Error:identifer "blockIdx" is undefined
My setup for CUDA
Visual Studio 2010 and 2008 SP1 (required by CUDA). Parallel NSight 1.51 CUDA 4.0 RC or 3.2 and Thrust
Basically, i followed the guide on: http://www.ademiller.com/blogs/tech/2011/03/using-cuda-and-thrust-with-visual-studio-2010/
I then proceeded to compile successfully without error messages.
So i tried with more CUDA code examples from the web. These errors surfaced on Visual Studios. I can still compile successfully without error messages but these errors are only visually highlighted
- "Error:identifer "blockIdx" is undfined."

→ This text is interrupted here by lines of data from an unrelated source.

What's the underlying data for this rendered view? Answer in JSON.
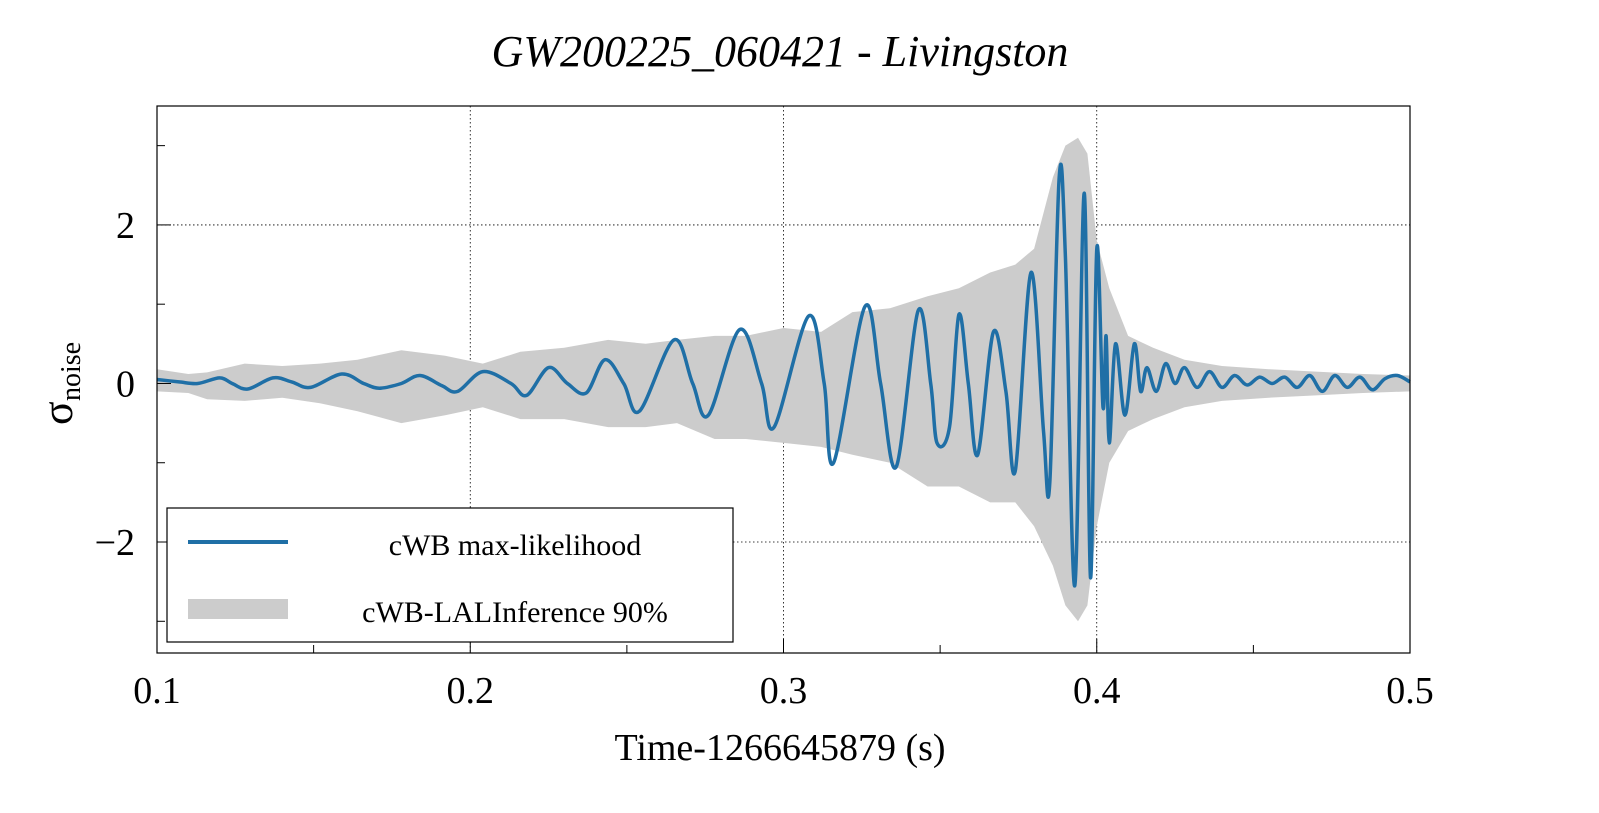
{
  "chart_data": {
    "type": "line",
    "title": "GW200225_060421 - Livingston",
    "xlabel": "Time-1266645879 (s)",
    "ylabel_main": "σ",
    "ylabel_sub": "noise",
    "xlim": [
      0.1,
      0.5
    ],
    "ylim": [
      -3.4,
      3.5
    ],
    "x_ticks": [
      0.1,
      0.2,
      0.3,
      0.4,
      0.5
    ],
    "x_tick_labels": [
      "0.1",
      "0.2",
      "0.3",
      "0.4",
      "0.5"
    ],
    "y_ticks": [
      -2,
      0,
      2
    ],
    "y_tick_labels": [
      "−2",
      "0",
      "2"
    ],
    "grid": true,
    "legend_position": "bottom-left",
    "colors": {
      "line": "#1f6fa6",
      "band": "#cccccc"
    },
    "series": [
      {
        "name": "cWB max-likelihood",
        "style": "line",
        "points": [
          [
            0.1,
            0.05
          ],
          [
            0.107,
            0.02
          ],
          [
            0.113,
            0.0
          ],
          [
            0.12,
            0.07
          ],
          [
            0.124,
            0.0
          ],
          [
            0.129,
            -0.07
          ],
          [
            0.137,
            0.07
          ],
          [
            0.143,
            0.02
          ],
          [
            0.149,
            -0.05
          ],
          [
            0.159,
            0.12
          ],
          [
            0.166,
            0.0
          ],
          [
            0.171,
            -0.06
          ],
          [
            0.178,
            0.0
          ],
          [
            0.184,
            0.1
          ],
          [
            0.191,
            -0.03
          ],
          [
            0.196,
            -0.1
          ],
          [
            0.204,
            0.15
          ],
          [
            0.213,
            0.0
          ],
          [
            0.218,
            -0.15
          ],
          [
            0.225,
            0.2
          ],
          [
            0.231,
            0.0
          ],
          [
            0.237,
            -0.12
          ],
          [
            0.243,
            0.3
          ],
          [
            0.249,
            0.0
          ],
          [
            0.254,
            -0.35
          ],
          [
            0.265,
            0.55
          ],
          [
            0.271,
            0.0
          ],
          [
            0.276,
            -0.4
          ],
          [
            0.286,
            0.68
          ],
          [
            0.293,
            0.0
          ],
          [
            0.297,
            -0.55
          ],
          [
            0.308,
            0.85
          ],
          [
            0.313,
            0.0
          ],
          [
            0.316,
            -1.0
          ],
          [
            0.326,
            0.97
          ],
          [
            0.331,
            0.0
          ],
          [
            0.336,
            -1.05
          ],
          [
            0.343,
            0.92
          ],
          [
            0.347,
            0.0
          ],
          [
            0.349,
            -0.75
          ],
          [
            0.353,
            -0.55
          ],
          [
            0.356,
            0.87
          ],
          [
            0.359,
            0.0
          ],
          [
            0.362,
            -0.9
          ],
          [
            0.367,
            0.65
          ],
          [
            0.371,
            -0.1
          ],
          [
            0.374,
            -1.1
          ],
          [
            0.379,
            1.4
          ],
          [
            0.383,
            -0.6
          ],
          [
            0.385,
            -1.25
          ],
          [
            0.388,
            2.6
          ],
          [
            0.39,
            1.6
          ],
          [
            0.393,
            -2.55
          ],
          [
            0.396,
            2.4
          ],
          [
            0.398,
            -2.45
          ],
          [
            0.4,
            1.7
          ],
          [
            0.402,
            -0.3
          ],
          [
            0.403,
            0.6
          ],
          [
            0.404,
            -0.75
          ],
          [
            0.406,
            0.5
          ],
          [
            0.409,
            -0.4
          ],
          [
            0.412,
            0.5
          ],
          [
            0.414,
            -0.1
          ],
          [
            0.416,
            0.2
          ],
          [
            0.419,
            -0.1
          ],
          [
            0.422,
            0.25
          ],
          [
            0.425,
            0.0
          ],
          [
            0.428,
            0.2
          ],
          [
            0.432,
            -0.05
          ],
          [
            0.436,
            0.15
          ],
          [
            0.44,
            -0.05
          ],
          [
            0.444,
            0.1
          ],
          [
            0.448,
            -0.02
          ],
          [
            0.452,
            0.08
          ],
          [
            0.456,
            0.0
          ],
          [
            0.46,
            0.08
          ],
          [
            0.464,
            -0.05
          ],
          [
            0.468,
            0.1
          ],
          [
            0.472,
            -0.1
          ],
          [
            0.476,
            0.1
          ],
          [
            0.48,
            -0.05
          ],
          [
            0.484,
            0.08
          ],
          [
            0.488,
            -0.08
          ],
          [
            0.492,
            0.06
          ],
          [
            0.496,
            0.1
          ],
          [
            0.5,
            0.02
          ]
        ]
      },
      {
        "name": "cWB-LALInference 90%",
        "style": "band",
        "points": [
          [
            0.1,
            -0.1,
            0.18
          ],
          [
            0.11,
            -0.12,
            0.12
          ],
          [
            0.116,
            -0.2,
            0.14
          ],
          [
            0.128,
            -0.22,
            0.25
          ],
          [
            0.14,
            -0.18,
            0.22
          ],
          [
            0.152,
            -0.25,
            0.25
          ],
          [
            0.164,
            -0.35,
            0.3
          ],
          [
            0.178,
            -0.5,
            0.42
          ],
          [
            0.192,
            -0.4,
            0.35
          ],
          [
            0.204,
            -0.3,
            0.25
          ],
          [
            0.216,
            -0.45,
            0.4
          ],
          [
            0.23,
            -0.45,
            0.45
          ],
          [
            0.244,
            -0.55,
            0.55
          ],
          [
            0.256,
            -0.55,
            0.5
          ],
          [
            0.266,
            -0.5,
            0.55
          ],
          [
            0.278,
            -0.7,
            0.6
          ],
          [
            0.288,
            -0.7,
            0.6
          ],
          [
            0.3,
            -0.75,
            0.7
          ],
          [
            0.312,
            -0.8,
            0.65
          ],
          [
            0.322,
            -0.9,
            0.9
          ],
          [
            0.334,
            -1.0,
            0.95
          ],
          [
            0.346,
            -1.3,
            1.1
          ],
          [
            0.356,
            -1.3,
            1.2
          ],
          [
            0.366,
            -1.5,
            1.4
          ],
          [
            0.374,
            -1.5,
            1.5
          ],
          [
            0.38,
            -1.8,
            1.7
          ],
          [
            0.386,
            -2.3,
            2.6
          ],
          [
            0.39,
            -2.8,
            3.0
          ],
          [
            0.394,
            -3.0,
            3.1
          ],
          [
            0.397,
            -2.8,
            2.9
          ],
          [
            0.4,
            -1.8,
            1.8
          ],
          [
            0.404,
            -1.0,
            1.2
          ],
          [
            0.41,
            -0.6,
            0.6
          ],
          [
            0.418,
            -0.45,
            0.45
          ],
          [
            0.428,
            -0.3,
            0.3
          ],
          [
            0.44,
            -0.22,
            0.22
          ],
          [
            0.455,
            -0.18,
            0.18
          ],
          [
            0.47,
            -0.15,
            0.15
          ],
          [
            0.485,
            -0.12,
            0.12
          ],
          [
            0.5,
            -0.1,
            0.1
          ]
        ]
      }
    ],
    "legend": [
      "cWB max-likelihood",
      "cWB-LALInference 90%"
    ]
  }
}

- "Error:identifer "blockDim" is undfined."
- "Error:identifer "threadIdx" is undfined."
Here's the screenshot.
http://i.imgur.com/RVBfW.png
Should i be concerned? Is it a Visual Studios bug or is my setup configuration wrong? Any help is appreciated. Thanks guys!

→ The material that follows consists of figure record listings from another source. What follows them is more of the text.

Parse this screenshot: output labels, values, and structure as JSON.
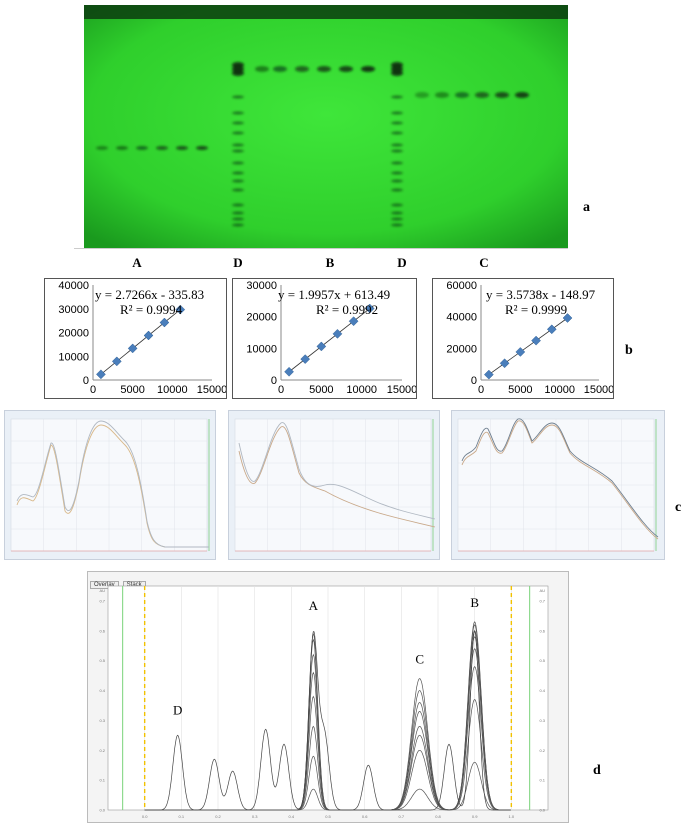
{
  "panel_labels": {
    "a": "a",
    "b": "b",
    "c": "c",
    "d": "d"
  },
  "plate": {
    "lane_labels": [
      "A",
      "D",
      "B",
      "D",
      "C"
    ]
  },
  "chart_data": [
    {
      "type": "scatter",
      "id": "calib-A",
      "x": [
        1000,
        3000,
        5000,
        7000,
        9000,
        11000
      ],
      "y": [
        2390,
        7840,
        13300,
        18750,
        24200,
        29650
      ],
      "equation": "y = 2.7266x - 335.83",
      "r2": "R² = 0.9994",
      "xlim": [
        0,
        15000
      ],
      "ylim": [
        0,
        40000
      ],
      "xticks": [
        0,
        5000,
        10000,
        15000
      ],
      "yticks": [
        0,
        10000,
        20000,
        30000,
        40000
      ],
      "trendline": true,
      "marker_color": "#4a7ebb"
    },
    {
      "type": "scatter",
      "id": "calib-B",
      "x": [
        1000,
        3000,
        5000,
        7000,
        9000,
        11000
      ],
      "y": [
        2600,
        6600,
        10600,
        14580,
        18570,
        22570
      ],
      "equation": "y = 1.9957x + 613.49",
      "r2": "R² = 0.9992",
      "xlim": [
        0,
        15000
      ],
      "ylim": [
        0,
        30000
      ],
      "xticks": [
        0,
        5000,
        10000,
        15000
      ],
      "yticks": [
        0,
        10000,
        20000,
        30000
      ],
      "trendline": true,
      "marker_color": "#4a7ebb"
    },
    {
      "type": "scatter",
      "id": "calib-C",
      "x": [
        1000,
        3000,
        5000,
        7000,
        9000,
        11000
      ],
      "y": [
        3420,
        10570,
        17720,
        24870,
        32020,
        39160
      ],
      "equation": "y = 3.5738x - 148.97",
      "r2": "R² = 0.9999",
      "xlim": [
        0,
        15000
      ],
      "ylim": [
        0,
        60000
      ],
      "xticks": [
        0,
        5000,
        10000,
        15000
      ],
      "yticks": [
        0,
        20000,
        40000,
        60000
      ],
      "trendline": true,
      "marker_color": "#4a7ebb"
    },
    {
      "type": "line",
      "id": "densitogram",
      "tabs": [
        "Overlay",
        "Stack"
      ],
      "ylabel": "AU",
      "xlim": [
        -0.1,
        1.1
      ],
      "ylim": [
        0,
        0.75
      ],
      "xticks": [
        0.0,
        0.1,
        0.2,
        0.3,
        0.4,
        0.5,
        0.6,
        0.7,
        0.8,
        0.9,
        1.0
      ],
      "yticks": [
        0.0,
        0.1,
        0.2,
        0.3,
        0.4,
        0.5,
        0.6,
        0.7
      ],
      "peaks": [
        {
          "label": "D",
          "rf": 0.09
        },
        {
          "label": "A",
          "rf": 0.46
        },
        {
          "label": "C",
          "rf": 0.75
        },
        {
          "label": "B",
          "rf": 0.9
        }
      ],
      "peak_heights": {
        "A": [
          0.07,
          0.18,
          0.28,
          0.38,
          0.46,
          0.52,
          0.57,
          0.59
        ],
        "C": [
          0.07,
          0.2,
          0.25,
          0.28,
          0.33,
          0.36,
          0.4,
          0.44
        ],
        "B": [
          0.16,
          0.37,
          0.48,
          0.54,
          0.58,
          0.6,
          0.62,
          0.63
        ]
      },
      "d_lane_peaks": [
        {
          "rf": 0.09,
          "h": 0.25
        },
        {
          "rf": 0.19,
          "h": 0.17
        },
        {
          "rf": 0.24,
          "h": 0.13
        },
        {
          "rf": 0.33,
          "h": 0.27
        },
        {
          "rf": 0.38,
          "h": 0.22
        },
        {
          "rf": 0.46,
          "h": 0.58
        },
        {
          "rf": 0.49,
          "h": 0.25
        },
        {
          "rf": 0.61,
          "h": 0.15
        },
        {
          "rf": 0.83,
          "h": 0.22
        },
        {
          "rf": 0.9,
          "h": 0.6
        }
      ]
    }
  ]
}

P.S I'm very new to both Visual Studios and CUDA.
// incrementArray.cu
#include "Hello.h"
#include <stdio.h>
#include <assert.h>
#include <cuda.h>
void incrementArrayOnHost(float *a, int N)
{
int i;
for (i=0; i < N; i++) a[i] = a[i]+1.f;
}
__global__ void incrementArrayOnDevice(float *a, int N)
{
int idx = blockIdx.x*blockDim.x + threadIdx.x;
if (idx<N) a[idx] = a[idx]+1.f;
}
int main(void)
{
float *a_h, *b_h; // pointers to host memory
float *a_d; // pointer to device memory
int i, N = 10;
size_t size = N*sizeof(float);
// allocate arrays on host
a_h = (float *)malloc(size);
b_h = (float *)malloc(size);
// allocate array on device
cudaMalloc((void **) &a_d, size);
// initialization of host data
for (i=0; i<N; i++) a_h[i] = (float)i;
// copy data from host to device
cudaMemcpy(a_d, a_h, sizeof(float)*N, cudaMemcpyHostToDevice);
// do calculation on host
incrementArrayOnHost(a_h, N);
// do calculation on device:
// Part 1 of 2. Compute execution configuration
int blockSize = 4;
int nBlocks = N/blockSize + (N%blockSize == 0?0:1);
// Part 2 of 2. Call incrementArrayOnDevice kernel
incrementArrayOnDevice <<< nBlocks, blockSize >>> (a_d, N);
// Retrieve result from device and store in b_h
cudaMemcpy(b_h, a_d, sizeof(float)*N, cudaMemcpyDeviceToHost);
// check results
for (i=0; i<N; i++) assert(a_h[i] == b_h[i]);
// cleanup
free(a_h); free(b_h); cudaFree(a_d);
return 0;
}
It's just a keyword Visual Intellisense problem conducted by VS itself. Codes can be built successfully because VS requests NVCC, who can find and recognize these keywords, to do the building work, you can just add the following code to solve this problem under VS2010
#include "device_launch_parameters.h"
The code is compiled correctly, it is the Visual Intellisense which is trying to parse the code and catch errors on its own.
The trick I do usually is to have a "hacked" header file which defines all CUDA-specific symbols (threadIdx
, __device__
, etc.) and then include it in the .cu file like this:
#ifndef __CUDACC__
#include "myhack.h"
#endif
This way, Intellisense will read in myhack.h
and won't complain about CUDA stuff. The real nvcc compiler will recognise the __CUDACC__
macro and won't read the hack file.
Further to CygnusX1's answer, follow these directions to add CUDA keywords like blockDim
to your usertype.dat file for Visual Studio 2010.
That should eliminate Intellisense errors for those keywords.